All of lore.kernel.org
 help / color / mirror / Atom feed
From: Jason Gunthorpe <jgg@nvidia.com>
To: Alex Williamson <alex.williamson@redhat.com>
Cc: Shameerali Kolothum Thodi <shameerali.kolothum.thodi@huawei.com>,
	"kvm@vger.kernel.org" <kvm@vger.kernel.org>,
	"linux-kernel@vger.kernel.org" <linux-kernel@vger.kernel.org>,
	"linux-crypto@vger.kernel.org" <linux-crypto@vger.kernel.org>,
	"cohuck@redhat.com" <cohuck@redhat.com>,
	"mgurtovoy@nvidia.com" <mgurtovoy@nvidia.com>,
	"yishaih@nvidia.com" <yishaih@nvidia.com>,
	Linuxarm <linuxarm@huawei.com>,
	liulongfang <liulongfang@huawei.com>,
	"Zengtao (B)" <prime.zeng@hisilicon.com>,
	Jonathan Cameron <jonathan.cameron@huawei.com>,
	"Wangzhou (B)" <wangzhou1@hisilicon.com>
Subject: Re: [PATCH v6 09/10] hisi_acc_vfio_pci: Add support for VFIO live migration
Date: Tue, 1 Mar 2022 09:15:28 -0400	[thread overview]
Message-ID: <20220301131528.GW219866@nvidia.com> (raw)
In-Reply-To: <20220228214110.4deb551f.alex.williamson@redhat.com>

On Mon, Feb 28, 2022 at 09:41:10PM -0700, Alex Williamson wrote:

> > + * returning readable. ENOMSG may not be returned in STOP_COPY. Support
> > + * for this ioctl is required when VFIO_MIGRATION_PRE_COPY is set.
> 
> This entire ioctl on the data_fd seems a bit strange given the previous
> fuss about how difficult it is for a driver to estimate their migration
> data size.  Now drivers are forced to provide those estimates even if
> they only intend to use PRE_COPY as an early compatibility test?

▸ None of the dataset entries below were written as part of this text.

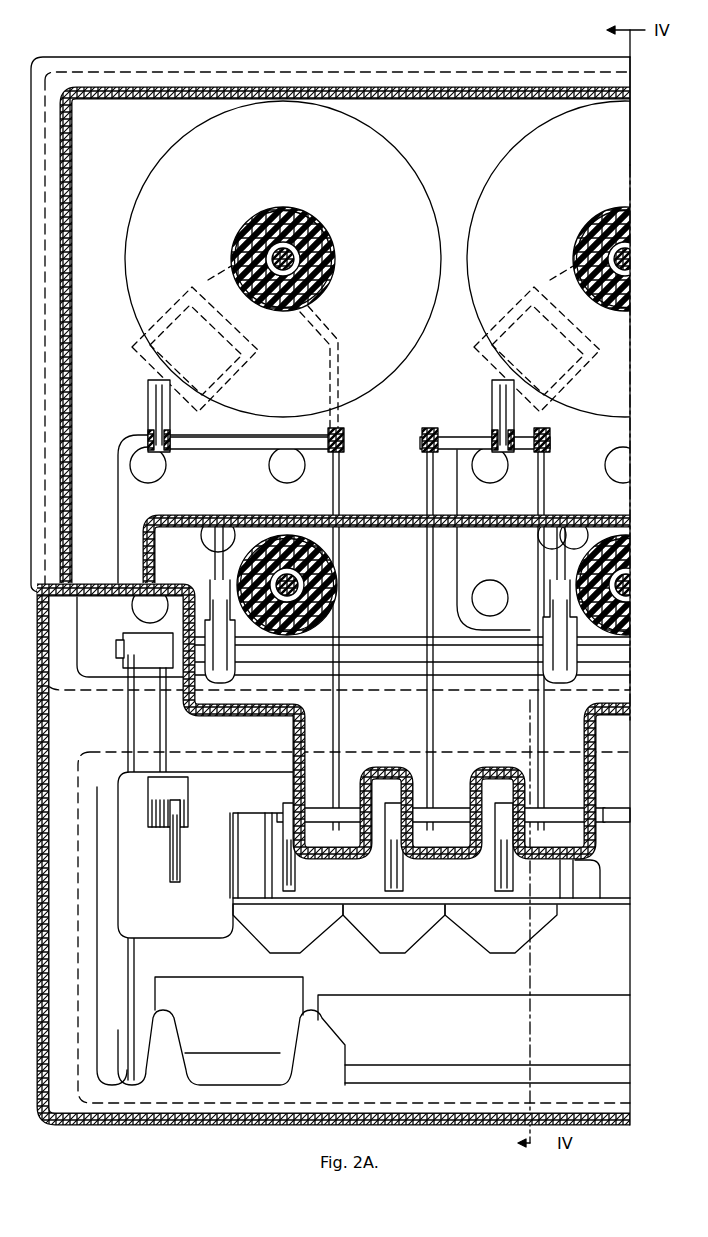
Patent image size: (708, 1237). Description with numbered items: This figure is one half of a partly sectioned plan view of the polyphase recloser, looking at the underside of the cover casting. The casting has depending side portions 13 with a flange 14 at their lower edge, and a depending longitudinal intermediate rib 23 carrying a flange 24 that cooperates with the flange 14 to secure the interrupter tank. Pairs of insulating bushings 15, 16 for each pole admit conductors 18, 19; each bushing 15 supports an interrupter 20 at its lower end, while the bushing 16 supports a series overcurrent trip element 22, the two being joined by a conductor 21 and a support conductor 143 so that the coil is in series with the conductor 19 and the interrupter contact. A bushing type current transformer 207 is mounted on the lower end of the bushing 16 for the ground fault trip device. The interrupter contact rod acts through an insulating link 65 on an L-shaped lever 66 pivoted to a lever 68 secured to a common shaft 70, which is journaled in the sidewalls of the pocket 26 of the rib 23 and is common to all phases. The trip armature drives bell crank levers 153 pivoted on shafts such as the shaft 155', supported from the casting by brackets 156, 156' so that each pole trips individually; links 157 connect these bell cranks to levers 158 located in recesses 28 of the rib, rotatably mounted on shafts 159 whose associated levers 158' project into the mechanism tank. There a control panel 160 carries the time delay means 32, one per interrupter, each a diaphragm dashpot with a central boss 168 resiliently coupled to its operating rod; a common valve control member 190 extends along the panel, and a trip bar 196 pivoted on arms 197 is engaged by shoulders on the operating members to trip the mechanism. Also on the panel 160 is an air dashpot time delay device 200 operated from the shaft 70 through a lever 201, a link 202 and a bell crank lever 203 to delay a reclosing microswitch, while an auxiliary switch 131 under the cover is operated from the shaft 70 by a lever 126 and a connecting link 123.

The depending side portions 13 is at (150, 87).
The flange 14 is at (233, 57).
The bushing type current transformer 207 is at (436, 186).
The insulating bushing 16 is at (334, 235).
The conductor 19 is at (300, 260).
The support conductor 143 is at (220, 288).
The overcurrent trip element 22 is at (108, 337).
The conductor 21 is at (340, 374).
The bell crank lever 153 is at (148, 416).
The shaft 155' is at (485, 431).
The bracket 156' is at (433, 615).
The bracket 156 is at (562, 629).
The interrupter 20 is at (86, 513).
The insulating link 65 is at (201, 539).
The L-shaped lever 66 is at (214, 565).
The insulating bushing 15 is at (332, 577).
The conductor 18 is at (302, 592).
The shaft 70 is at (361, 637).
The flange 24 is at (398, 673).
The lever 68 is at (234, 654).
The central boss 168 is at (561, 687).
The pocket 26 is at (108, 597).
The lever 126 is at (116, 652).
The lever 201 is at (128, 704).
The connecting link 123 is at (128, 739).
The link 202 is at (166, 739).
The intermediate rib 23 is at (262, 718).
The link 157 is at (345, 718).
The lever 158 is at (440, 784).
The shaft 159 is at (322, 823).
The valve control member 190 is at (612, 808).
The control panel 160 is at (220, 815).
The bell crank lever 203 is at (180, 861).
The arm 197 is at (265, 845).
The recess 28 is at (362, 856).
The lever 158' is at (398, 847).
The trip bar 196 is at (580, 904).
The air dashpot time delay device 200 is at (185, 938).
The auxiliary switch 131 is at (260, 977).
The time delay means 32 is at (316, 933).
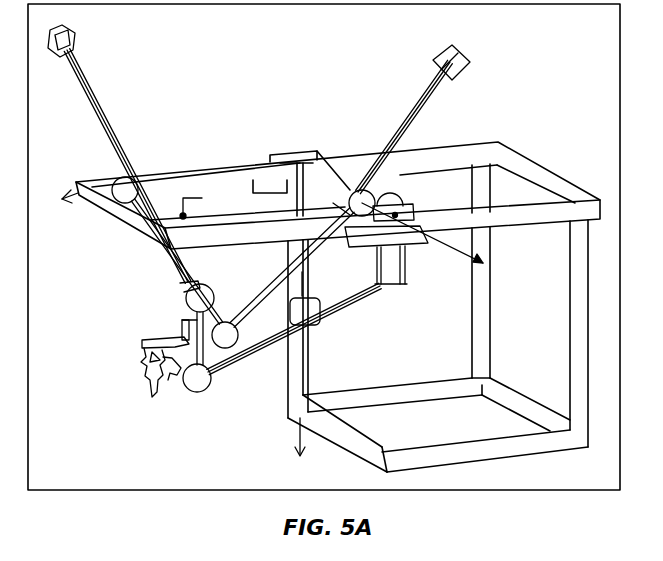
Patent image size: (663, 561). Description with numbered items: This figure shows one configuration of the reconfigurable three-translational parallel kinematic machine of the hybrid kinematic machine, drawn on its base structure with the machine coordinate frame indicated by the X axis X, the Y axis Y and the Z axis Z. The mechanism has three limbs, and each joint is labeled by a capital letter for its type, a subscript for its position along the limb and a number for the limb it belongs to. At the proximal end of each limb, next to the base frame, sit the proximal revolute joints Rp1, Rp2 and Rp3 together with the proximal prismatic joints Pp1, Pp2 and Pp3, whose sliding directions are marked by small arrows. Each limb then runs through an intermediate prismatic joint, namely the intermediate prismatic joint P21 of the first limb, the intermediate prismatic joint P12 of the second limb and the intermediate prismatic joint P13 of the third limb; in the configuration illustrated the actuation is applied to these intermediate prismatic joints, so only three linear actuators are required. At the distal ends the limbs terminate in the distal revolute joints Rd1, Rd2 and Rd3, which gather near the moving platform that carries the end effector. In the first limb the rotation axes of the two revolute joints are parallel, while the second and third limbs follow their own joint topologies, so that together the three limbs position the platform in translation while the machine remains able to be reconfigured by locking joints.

The proximal revolute joint of limb 1 Rp1 is at (362, 203).
The proximal revolute joint of limb 2 Rp2 is at (125, 190).
The proximal revolute joint of limb 3 Rp3 is at (305, 311).
The distal revolute joint of limb 1 Rd1 is at (225, 335).
The distal revolute joint of limb 2 Rd2 is at (200, 298).
The distal revolute joint of limb 3 Rd3 is at (197, 378).
The proximal prismatic joint of limb 1 Pp1 is at (328, 202).
The proximal prismatic joint of limb 2 Pp2 is at (183, 206).
The proximal prismatic joint of limb 3 Pp3 is at (318, 284).
The intermediate prismatic joint of limb 2 P12 is at (175, 282).
The intermediate prismatic joint of limb 3 P13 is at (236, 368).
The intermediate prismatic joint of limb 1 P21 is at (277, 268).
The X axis X is at (430, 242).
The Y axis Y is at (62, 198).
The Z axis Z is at (300, 446).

Well, yes. PRE_COPY is designed to be general, not just to serve for
compatability. Qemu needs data to understand how the internal dirty
accumulation in the device is progressing. So everything has to
provide estimates, and at least for acc this is trivial.

> Obviously it's trivial for the acc driver that doesn't support dirty
> tracking and only has a fixed size migration structure, but it seems to
> contradict your earlier statements. 

mlx5 knows exactly this data size once it completes entering
STOP_COPY, it has a migf->total_size just like acc, so no problem to
generate this ioctl. We just don't have a use case for it and qemu
would never call it, so trying not to add dead things to the kernel.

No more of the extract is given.